Founded in 1908, Pennsylvania’s Lehigh Country Club moved to its present location a few miles south-west of Allentown in 1928, when a new course designed by William Flynn first opened for play. Set beside the Little Lehigh Creek, much of the layout is routed across a lush, rolling ledge but the property also features a sunken creekside valley, which Flynn skilfully incorporated into both nines.

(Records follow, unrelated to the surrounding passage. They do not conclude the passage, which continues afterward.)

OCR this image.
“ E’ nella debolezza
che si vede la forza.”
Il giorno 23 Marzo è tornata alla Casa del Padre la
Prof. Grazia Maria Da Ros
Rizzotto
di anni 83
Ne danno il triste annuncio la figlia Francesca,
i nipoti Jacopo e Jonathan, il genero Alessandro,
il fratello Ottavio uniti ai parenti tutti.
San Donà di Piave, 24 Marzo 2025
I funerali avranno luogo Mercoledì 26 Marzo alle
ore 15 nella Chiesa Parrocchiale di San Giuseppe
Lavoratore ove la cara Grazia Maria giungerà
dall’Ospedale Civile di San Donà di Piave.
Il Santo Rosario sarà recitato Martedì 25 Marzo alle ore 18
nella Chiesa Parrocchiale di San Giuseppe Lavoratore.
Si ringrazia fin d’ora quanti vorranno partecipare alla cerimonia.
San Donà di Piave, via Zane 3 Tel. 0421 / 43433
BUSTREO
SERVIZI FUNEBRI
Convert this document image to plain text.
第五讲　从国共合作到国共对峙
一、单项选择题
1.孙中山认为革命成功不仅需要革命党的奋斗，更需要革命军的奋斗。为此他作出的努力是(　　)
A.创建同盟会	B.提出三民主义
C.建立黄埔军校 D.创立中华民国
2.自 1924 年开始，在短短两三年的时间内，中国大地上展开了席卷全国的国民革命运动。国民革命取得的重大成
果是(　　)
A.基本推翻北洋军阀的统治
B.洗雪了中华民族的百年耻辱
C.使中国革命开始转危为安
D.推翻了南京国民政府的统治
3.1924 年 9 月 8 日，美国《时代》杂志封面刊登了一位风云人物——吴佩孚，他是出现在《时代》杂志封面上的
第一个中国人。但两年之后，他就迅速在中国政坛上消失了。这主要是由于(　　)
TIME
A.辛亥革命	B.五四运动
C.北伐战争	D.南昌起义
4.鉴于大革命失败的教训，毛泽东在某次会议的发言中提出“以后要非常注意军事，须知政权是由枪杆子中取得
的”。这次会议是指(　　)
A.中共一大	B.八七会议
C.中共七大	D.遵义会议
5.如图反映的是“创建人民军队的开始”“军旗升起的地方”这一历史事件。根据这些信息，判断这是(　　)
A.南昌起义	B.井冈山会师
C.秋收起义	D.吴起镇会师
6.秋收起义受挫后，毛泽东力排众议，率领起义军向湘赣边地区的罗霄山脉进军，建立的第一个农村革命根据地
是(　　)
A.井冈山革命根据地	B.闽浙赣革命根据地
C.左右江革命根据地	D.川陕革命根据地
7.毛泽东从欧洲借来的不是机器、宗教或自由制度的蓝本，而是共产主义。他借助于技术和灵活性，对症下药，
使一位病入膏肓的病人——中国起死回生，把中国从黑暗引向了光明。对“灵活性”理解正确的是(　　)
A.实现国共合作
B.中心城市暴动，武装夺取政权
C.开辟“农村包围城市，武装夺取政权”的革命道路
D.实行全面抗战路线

Flynn did a great job building this golf course, creating some interesting side-hill holes and instilling tremendous variety into his putting surfaces. Complicating play is the fact that the targets are often tilted more severely than they appear. The highlight of the course, however, is the routing, and the manner in which the holes are arranged across what is a steep and fairly difficult site. A number of holes plunge into or across the attractive basin area, such as the par three 7th which drops almost 100 feet over the creek to a green pressed hard against the hazard, or the mid-length 4th, which falls from the upper ledge over the water but then rises into a beautiful green site benched into an opposing ridge. Both the 12th and 13th head along the flat ground beside the creek, while the preceding hole is a riotous par five that slings right-to-left from the tee and then crashes dramatically down into the valley. Away from the water, better features include the big shoulder on the left side of the 3rd green, the narrow fronted 5th green and a fine front-to-back target on the downhill 10th.
Lehigh doesn’t really have any world-class golf holes, but 1 through 18 is about as strong and consistent as anything in the Flynn portfolio. Pleasingly, the club has resisted the trend toward narrowing its fairways and strengthening its holes, leaving admirers of classic golf architecture to enjoy what remains a strategic and relevant test of golf.